Agricultores suíços protestam contra a OMC, em Genebra (1/12/09). Keystone

A 7ª Conferência Ministerial da Organização Mundial do Comércio (OMC) terminou nesta quarta-feira (2/12), em Genebra, sem decisão nem agenda clara para concluir a Rodada Doha até 2010. Os EUA culpam o Brasil pelo impasse. A Suíça também não quer ceder mais.

À margem do encontro, 22 países emergentes e em desenvolvimento decidiram reduzir entre 20 e 70% as tarifas sobre os produtos que comercializam entre si. A lista de produtos que terão redução de taxas alfandegárias deverá ser anunciada no ano que vem.

Os países signatários são Brasil, Argentina, Paraguai, Chile, México, Uruguai, Cuba, Egito, Índia, Coreia do Sul, Coreia do Norte, Argélia, Irã, Marrocos, Tailândia, Sri Lanka, Vietnã, Zimbábue, Malásia, Indonésia, Nigéria e Paquistão.

Durante a assinatura do acordo, nesta quarta-feira, em Genebra, o ministro brasileiro das Relações Exteriores, Celso Amorim, disse que o aumento do intercâmbio comercial entre os países do Sul pode contribuir para um comércio mundial mais justo.

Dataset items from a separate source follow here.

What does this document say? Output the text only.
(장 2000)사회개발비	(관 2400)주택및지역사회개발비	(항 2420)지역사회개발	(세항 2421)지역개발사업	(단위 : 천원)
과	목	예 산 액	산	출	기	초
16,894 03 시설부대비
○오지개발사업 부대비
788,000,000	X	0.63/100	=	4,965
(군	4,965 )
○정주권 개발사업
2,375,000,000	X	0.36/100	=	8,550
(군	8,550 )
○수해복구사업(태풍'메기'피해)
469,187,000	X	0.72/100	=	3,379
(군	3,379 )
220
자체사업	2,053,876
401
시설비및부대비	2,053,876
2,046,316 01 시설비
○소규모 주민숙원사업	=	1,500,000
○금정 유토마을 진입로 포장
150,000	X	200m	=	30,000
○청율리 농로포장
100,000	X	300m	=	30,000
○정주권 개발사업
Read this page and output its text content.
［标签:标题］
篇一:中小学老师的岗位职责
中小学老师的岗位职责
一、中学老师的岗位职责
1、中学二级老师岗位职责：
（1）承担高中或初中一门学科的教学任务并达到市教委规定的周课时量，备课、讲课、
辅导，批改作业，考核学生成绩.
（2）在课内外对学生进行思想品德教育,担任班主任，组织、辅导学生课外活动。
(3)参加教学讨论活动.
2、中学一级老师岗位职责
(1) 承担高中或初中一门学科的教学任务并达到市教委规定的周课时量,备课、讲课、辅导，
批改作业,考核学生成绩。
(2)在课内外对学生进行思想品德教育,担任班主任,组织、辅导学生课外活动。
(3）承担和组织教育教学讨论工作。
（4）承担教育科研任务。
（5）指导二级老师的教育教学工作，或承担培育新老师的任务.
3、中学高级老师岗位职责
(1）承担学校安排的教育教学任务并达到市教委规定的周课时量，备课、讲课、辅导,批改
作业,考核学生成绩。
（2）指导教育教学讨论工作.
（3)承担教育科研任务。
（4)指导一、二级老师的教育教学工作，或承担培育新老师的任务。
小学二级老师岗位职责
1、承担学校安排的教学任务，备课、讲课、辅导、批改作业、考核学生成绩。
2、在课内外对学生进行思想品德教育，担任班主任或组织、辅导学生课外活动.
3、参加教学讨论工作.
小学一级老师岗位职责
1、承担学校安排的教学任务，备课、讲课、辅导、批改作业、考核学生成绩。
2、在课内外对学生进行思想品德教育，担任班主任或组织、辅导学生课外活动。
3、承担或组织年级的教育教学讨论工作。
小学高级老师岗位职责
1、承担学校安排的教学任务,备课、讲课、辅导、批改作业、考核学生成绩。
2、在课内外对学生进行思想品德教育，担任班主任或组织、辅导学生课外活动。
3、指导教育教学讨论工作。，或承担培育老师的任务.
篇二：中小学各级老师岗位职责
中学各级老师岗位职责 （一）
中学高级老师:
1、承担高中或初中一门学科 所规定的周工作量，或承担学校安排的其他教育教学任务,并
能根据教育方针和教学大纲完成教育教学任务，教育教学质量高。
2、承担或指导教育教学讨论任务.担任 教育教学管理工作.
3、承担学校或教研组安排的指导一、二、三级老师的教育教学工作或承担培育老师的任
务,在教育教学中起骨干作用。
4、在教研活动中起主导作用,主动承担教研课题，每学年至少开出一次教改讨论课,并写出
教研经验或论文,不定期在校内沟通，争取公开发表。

Segundo o diretor da Conferência das Nações Unidas para o Comércio e o Desenvolvimento (UNCTAD), Supachai Panitchpakdi, este acordo deverá aumentar em 8 bilhões de dólares o comércio entre esses países.

“O comércio Sul-Sul é uma boa resposta, apesar de não ser única, para sair da crise”, disse Amorim, que não quis, no entanto, comparar o acordo alcançado entre países com as negociações de Doha, que envolvem também as nações mais ricas.

Embora não estivesse formalmente na agenda, a Rodada Doha teve um papel importante no encontro desta semana em Genebra. Os ministros, inclusive os do G20, fizeram um novo apelo para concluir as negociações em 2010.

Anos de negociações infrutíferas

Iniciadas em 2001 com a pretensão de serem encerradas 2005, as negociações estão paradas desde agosto do ano passado, quando um pequeno grupo de países industrializados e em desenvolvimento fracassou na tentativa de alcançar acordos fundamentais na área agrícola.

Na abertura da Conferência Ministerial da OMC, na segunda-feira, o diretor-geral da OMC, Pascal Lamy, advertiu os ministros e funcionários dos altos escalões de 153 países-membros, que “o tempo está acabando, embora cerca de 80% do acordo estejam acertados”.

“Chegará o momento da verdade em que teremos de decidir se a meta 2010 pode ser mantida. Há consenso entre os líderes políticos de querer se encontrar, mas declarações não bastam”, disse Lamy.

O Norte e o Sul, no entanto, estão longe de concordar com drásticos cortes das subvenções agrícolas e fortes reduções das taxas alfandegárias para produtos industriais.

O representante de Comércio dos EUA, Ron Kirk, disse que sua equipe está pronta para entrar na fase final da negociação, desde que ela resulte na abertura de novos mercados para produtos e serviços dos países industrializados.

EUA criticam Amorim

Kirk pressionou os membros da OMC, especialmente economias emergentes, como Brasil, Índia e China, a assumir mais responsabilidade. Amorim disse que “é irracional esperar uma conclusão da Rodada Doha com concessões dos países em desenvolvimento”.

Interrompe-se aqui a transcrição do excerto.